Much of the focus on curbing the rise of fake news has been on top-down government regulation of tech companies and their platforms, but to curb fake news in favor of a more elevated, fact-based debate may instead require a grassroots approach. Felicia Cravens is a conservative activist who started the Unfakery Facebook page, which hunts for fake news, fake profiles, baiting spammers from overseas, and other forms of misinformation targeting conservatives online.

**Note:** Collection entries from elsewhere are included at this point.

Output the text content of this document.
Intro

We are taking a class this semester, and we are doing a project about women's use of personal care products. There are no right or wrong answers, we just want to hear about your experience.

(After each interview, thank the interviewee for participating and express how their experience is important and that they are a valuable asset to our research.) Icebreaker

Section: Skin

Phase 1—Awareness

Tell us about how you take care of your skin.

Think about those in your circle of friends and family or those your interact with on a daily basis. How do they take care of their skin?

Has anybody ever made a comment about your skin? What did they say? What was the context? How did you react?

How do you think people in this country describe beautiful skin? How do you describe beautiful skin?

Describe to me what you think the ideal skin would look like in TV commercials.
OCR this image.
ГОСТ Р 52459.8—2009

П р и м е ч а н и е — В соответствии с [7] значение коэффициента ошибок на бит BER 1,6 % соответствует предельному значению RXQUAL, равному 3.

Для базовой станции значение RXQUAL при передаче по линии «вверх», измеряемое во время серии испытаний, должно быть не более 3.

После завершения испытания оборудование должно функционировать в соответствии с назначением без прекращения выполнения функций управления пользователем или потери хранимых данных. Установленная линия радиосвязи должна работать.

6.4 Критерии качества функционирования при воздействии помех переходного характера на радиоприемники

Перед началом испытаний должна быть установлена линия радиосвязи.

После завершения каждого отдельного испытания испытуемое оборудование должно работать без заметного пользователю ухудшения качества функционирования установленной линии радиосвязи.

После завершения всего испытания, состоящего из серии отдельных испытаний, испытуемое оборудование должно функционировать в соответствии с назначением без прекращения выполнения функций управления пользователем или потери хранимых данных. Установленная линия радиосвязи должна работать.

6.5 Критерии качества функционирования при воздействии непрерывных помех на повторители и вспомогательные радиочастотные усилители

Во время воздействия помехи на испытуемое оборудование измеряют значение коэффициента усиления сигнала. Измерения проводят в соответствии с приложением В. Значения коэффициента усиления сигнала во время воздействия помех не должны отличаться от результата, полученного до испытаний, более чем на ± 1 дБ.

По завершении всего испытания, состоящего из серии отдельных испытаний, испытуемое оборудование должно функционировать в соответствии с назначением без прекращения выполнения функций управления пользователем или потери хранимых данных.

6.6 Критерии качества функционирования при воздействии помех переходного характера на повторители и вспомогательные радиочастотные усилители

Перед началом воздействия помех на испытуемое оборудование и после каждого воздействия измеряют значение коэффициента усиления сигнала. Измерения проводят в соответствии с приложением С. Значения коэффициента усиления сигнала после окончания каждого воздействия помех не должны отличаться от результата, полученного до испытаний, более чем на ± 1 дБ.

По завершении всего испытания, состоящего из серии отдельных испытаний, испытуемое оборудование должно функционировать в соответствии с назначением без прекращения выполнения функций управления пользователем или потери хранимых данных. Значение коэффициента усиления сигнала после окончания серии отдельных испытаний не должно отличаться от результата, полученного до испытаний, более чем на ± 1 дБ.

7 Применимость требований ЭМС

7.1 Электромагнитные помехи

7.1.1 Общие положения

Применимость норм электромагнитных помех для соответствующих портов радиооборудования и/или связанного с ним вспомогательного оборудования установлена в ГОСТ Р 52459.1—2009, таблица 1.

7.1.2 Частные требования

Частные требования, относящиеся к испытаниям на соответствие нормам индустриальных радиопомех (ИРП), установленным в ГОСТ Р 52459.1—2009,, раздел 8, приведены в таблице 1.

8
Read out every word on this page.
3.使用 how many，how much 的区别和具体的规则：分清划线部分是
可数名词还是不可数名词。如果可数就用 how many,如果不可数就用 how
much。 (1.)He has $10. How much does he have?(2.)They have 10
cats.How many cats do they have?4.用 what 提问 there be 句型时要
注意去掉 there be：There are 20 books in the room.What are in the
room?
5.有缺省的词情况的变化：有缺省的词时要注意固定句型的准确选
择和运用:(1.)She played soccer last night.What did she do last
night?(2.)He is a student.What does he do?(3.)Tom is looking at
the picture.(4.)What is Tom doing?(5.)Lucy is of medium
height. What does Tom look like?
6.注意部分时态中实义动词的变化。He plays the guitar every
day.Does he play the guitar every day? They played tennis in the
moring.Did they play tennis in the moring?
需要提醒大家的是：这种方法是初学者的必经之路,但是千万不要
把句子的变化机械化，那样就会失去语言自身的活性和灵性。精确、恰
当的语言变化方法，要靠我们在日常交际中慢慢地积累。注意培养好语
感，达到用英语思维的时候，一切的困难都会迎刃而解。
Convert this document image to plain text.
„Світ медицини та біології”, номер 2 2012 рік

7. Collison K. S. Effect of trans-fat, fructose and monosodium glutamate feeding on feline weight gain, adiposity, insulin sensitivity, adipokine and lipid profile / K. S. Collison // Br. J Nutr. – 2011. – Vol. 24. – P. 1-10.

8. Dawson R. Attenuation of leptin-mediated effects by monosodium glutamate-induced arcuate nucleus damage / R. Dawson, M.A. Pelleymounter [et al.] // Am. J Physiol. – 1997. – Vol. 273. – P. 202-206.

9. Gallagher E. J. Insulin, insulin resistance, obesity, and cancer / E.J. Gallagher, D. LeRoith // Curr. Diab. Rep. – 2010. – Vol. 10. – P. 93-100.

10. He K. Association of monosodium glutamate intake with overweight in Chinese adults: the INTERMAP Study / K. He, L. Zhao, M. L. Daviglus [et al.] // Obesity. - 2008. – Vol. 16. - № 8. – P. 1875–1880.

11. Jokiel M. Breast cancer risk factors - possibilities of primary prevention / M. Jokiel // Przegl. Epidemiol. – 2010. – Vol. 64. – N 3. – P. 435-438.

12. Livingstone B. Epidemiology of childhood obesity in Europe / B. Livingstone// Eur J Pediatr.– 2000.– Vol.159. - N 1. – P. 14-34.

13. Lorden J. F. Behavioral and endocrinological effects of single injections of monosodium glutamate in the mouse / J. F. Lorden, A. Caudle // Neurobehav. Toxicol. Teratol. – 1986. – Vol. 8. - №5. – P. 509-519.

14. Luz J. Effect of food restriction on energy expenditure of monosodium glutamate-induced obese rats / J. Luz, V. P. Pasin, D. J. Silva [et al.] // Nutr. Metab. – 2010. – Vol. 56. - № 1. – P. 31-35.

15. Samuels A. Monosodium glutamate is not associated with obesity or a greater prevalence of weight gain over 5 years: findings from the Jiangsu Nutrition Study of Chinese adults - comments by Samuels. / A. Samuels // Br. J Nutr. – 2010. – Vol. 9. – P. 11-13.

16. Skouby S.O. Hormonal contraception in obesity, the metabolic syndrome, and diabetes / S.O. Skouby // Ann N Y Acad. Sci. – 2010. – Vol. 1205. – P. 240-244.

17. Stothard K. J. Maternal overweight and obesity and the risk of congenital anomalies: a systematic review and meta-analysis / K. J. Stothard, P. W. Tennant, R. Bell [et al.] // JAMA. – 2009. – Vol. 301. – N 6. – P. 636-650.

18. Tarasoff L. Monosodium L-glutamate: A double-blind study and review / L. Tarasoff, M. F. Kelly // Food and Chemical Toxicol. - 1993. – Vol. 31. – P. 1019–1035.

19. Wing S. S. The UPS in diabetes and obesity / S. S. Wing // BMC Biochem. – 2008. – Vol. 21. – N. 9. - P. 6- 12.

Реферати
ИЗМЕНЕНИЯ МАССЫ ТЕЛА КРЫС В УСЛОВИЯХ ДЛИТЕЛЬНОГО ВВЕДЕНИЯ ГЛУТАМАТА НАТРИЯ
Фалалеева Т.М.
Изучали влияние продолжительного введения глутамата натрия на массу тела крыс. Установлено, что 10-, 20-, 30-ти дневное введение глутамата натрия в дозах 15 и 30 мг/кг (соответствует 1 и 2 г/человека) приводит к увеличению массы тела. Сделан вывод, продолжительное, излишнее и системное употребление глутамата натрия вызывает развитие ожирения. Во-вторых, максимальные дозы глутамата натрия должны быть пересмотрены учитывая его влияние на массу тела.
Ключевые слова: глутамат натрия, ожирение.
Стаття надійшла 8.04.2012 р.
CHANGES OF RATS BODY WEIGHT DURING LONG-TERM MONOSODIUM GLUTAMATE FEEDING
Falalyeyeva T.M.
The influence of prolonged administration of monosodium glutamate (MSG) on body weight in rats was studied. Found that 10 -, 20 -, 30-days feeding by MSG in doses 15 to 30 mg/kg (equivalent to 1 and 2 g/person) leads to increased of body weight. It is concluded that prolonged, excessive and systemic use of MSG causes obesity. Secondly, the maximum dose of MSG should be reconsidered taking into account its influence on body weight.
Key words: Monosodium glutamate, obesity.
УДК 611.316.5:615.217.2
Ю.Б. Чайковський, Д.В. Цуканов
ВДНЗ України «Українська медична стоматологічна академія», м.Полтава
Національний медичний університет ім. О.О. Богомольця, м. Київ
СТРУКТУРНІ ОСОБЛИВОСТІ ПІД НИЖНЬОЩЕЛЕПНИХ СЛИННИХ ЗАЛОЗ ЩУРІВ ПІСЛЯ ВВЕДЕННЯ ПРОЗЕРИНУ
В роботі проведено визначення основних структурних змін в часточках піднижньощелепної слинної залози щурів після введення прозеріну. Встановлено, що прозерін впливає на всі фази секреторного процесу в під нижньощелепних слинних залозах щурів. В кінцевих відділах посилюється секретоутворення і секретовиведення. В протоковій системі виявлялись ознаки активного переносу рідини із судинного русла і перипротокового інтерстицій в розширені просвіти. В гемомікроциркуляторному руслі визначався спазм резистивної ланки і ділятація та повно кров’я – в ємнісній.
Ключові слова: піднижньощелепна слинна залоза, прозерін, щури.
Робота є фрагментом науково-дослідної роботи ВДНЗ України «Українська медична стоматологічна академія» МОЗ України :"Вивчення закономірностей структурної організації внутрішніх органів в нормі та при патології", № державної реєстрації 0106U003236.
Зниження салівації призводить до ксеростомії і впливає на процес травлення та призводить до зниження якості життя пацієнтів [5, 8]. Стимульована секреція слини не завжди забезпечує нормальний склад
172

Since founding the group, Cravens has attracted like-minded conservatives from across the country who have credibility with their side of the political spectrum – which Snopes, PolitiFact, or Media Matters for America may not – to take a discerning view of the facts and context of articles and news shared online, lead where they may, and push back on misinformation by sharing credibly-sourced links. Besides demonstrating a way to curb fake news online without federal regulation, which ultimately stifles competition and benefits entrenched incumbents, another aspect highlighted by Unfakery’s work is that credibility is an integral aspect of leveraging facts to gain a competitive advantage. 

THE “CUT CUT CUT” LIST

The Executive Office of the President’s (EOP) Spring 2018 Unified Agenda of Regulatory and Deregulatory Actions was recently released, and to help you better prepare for what comes next, here is where you can review by agency the proposed deregulatory measures on deck. The “steady, bit-by-bit” deregulation by the Administration has continued persistently despite all of the noise, confusion, scandals, and unforced errors that undermine The White House’s work on a near-daily basis, and will likely have a profound impact on the regulatory landscape beyond the life of this Administration. While the President was ridiculed when he wanted last year’s tax reform law to be called the “Cut Cut Cut Act,” given the Administration’s continuing work to cut regulations, might we propose a simpler name: the “Cut Cut Cut” List.